Повышение через постель? Насколько она глупа, раз думает, что кто-то может повестись на это?!

— Займись со мной любовью, Чхве Ёнджун, — как же мерзко звучат эти слова из её уст. Омерзительно!

Я хватаю руками её кисть и убираю от своего лица. Делаю шаг назад и в ответ на её взгляд, полный непонимания, отвечаю:

— Я вышлю вам на почту заявление об увольнении. Подпишете ли вы его — вам решать. Найдите кого-то другого, кто захочет спать с вами ради повышения, чёрт побери! — каким спокойным не звучит мой голос в самом начале, под конец я кричу ей в лицо. Теперь всё это не имеет значения.

Отпускаю её руки, выхожу из кабинета и, громко хлопнув дверью, направляюсь за своими вещами. Осознание того, что всё это закончилось, прекрасным ощущением ложится на сердце. Собираю свои вещи и наконец могу покинуть это чёртово здание. Оказывается, этот день может быть лучше, чем кажется на первый взгляд.

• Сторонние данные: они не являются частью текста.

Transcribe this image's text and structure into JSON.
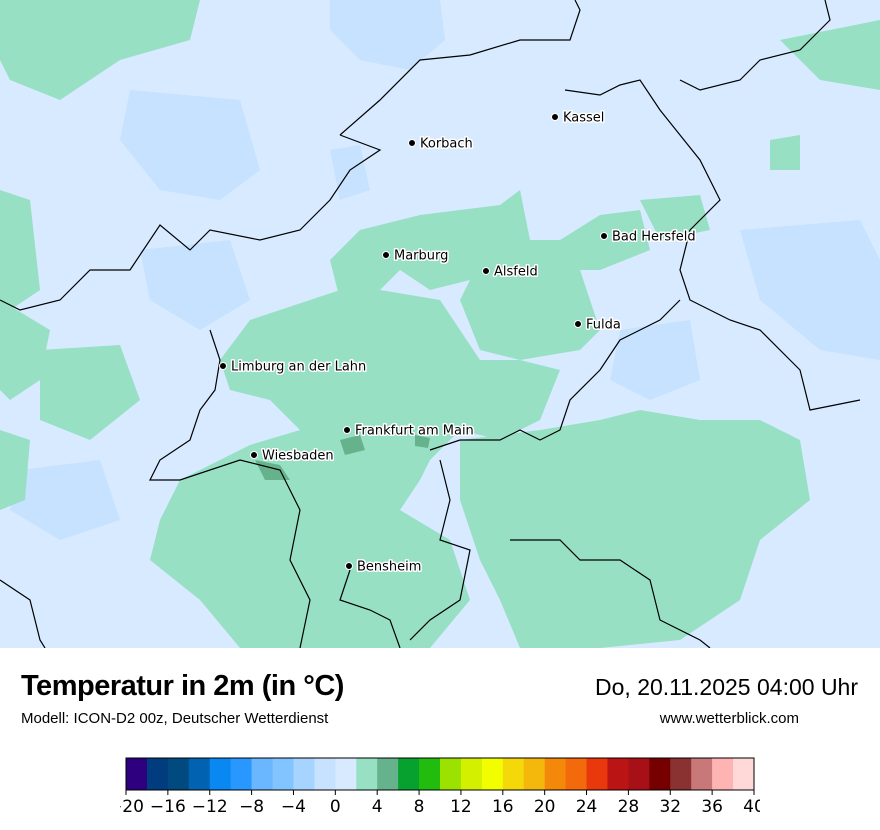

Ноги несут меня к дому. Единственное, чего мне хочется, так это избавиться от этого чёртова костюма.

На улице начинается самая настоящая буря. Дождь, точно по щелчку пальцев, с огромной силой обрушивается на прохожих, а неожиданный раскат грома заставляет всё тело сжаться. Я бегу в сторону магазина в надежде спрятаться под его крышей. Возможно, я бы никогда ранее не зашёл в этот старый, почти разваливающийся магазин электротехники, но его крыша кажется единственным спасением от ужаснейшего ливня.

Белая рубашка, что становится грязной от пятен грязи, прилипает к телу и просвечивает. Я корю себя за то, что не взял пиджак, но ничего не поделаешь. Становится холодно. Ещё чуть-чуть, и я уверен, что буду лежать с пневмонией, но выходить под дождь и грозу — более опасное занятие, нежели остаться стоять здесь.

Проходит не более пяти минут, как дождь утихает. Я уже собираюсь уходить, как что-то позади меня щёлкает, и я оборачиваюсь. Позади меня включается старый телевизор. Среди всех только один работает, и на его экране в странном танце пляшут чёрные и белые точки. Мои уши пронзает шум, он настолько громкий, что мне приходится бросить свой кейс на мокрую дорогу и плотно закрыть ладонями уши. Ещё секунда, и я готов кричать, но в это же мгновение звук утихает, а телевизор отключается.

Тяжело дыша, я подхватываю кейс и, не обращая внимания на дождь, бегу в сторону дома. Два квартала, и я уже роюсь в сумке в поисках ключей. Прохожу мимо охраны и, не ожидая лифта, бегу вверх по лестнице. Минуя шесть этажей, задыхаясь, я останавливаюсь напротив своей квартиры. Ноги подкашиваются, сердце стучит в груди. Я напуган. Я зверски напуган этим громким звуком.

Стараясь попасть ключом в замочную скважину, я терплю с десяток неудачных попыток, а когда это выходит, прокручиваю его несколько раз, открываю дверь и, не успев толком понять, что происходит, проваливаюсь в темноту.

В темноту, из которой выхода, кажется, нет.

* * *

Я чувствую, что мои конечности связаны. Грубая верёвка трётся о кожу, а из ран сочится кровь. Ощущаю, что кто-то бьёт ногой мне в грудь, и с тяжёлым вдохом я окончательно просыпаюсь. Тело выгибается в спине, пока я заставляю себя дышать, а из глаз невольно катятся слёзы из-за омерзительного ощущения при каждом вдохе. Точно миллиард иголок прокручивают внутри, то и дело втыкая их всё глубже.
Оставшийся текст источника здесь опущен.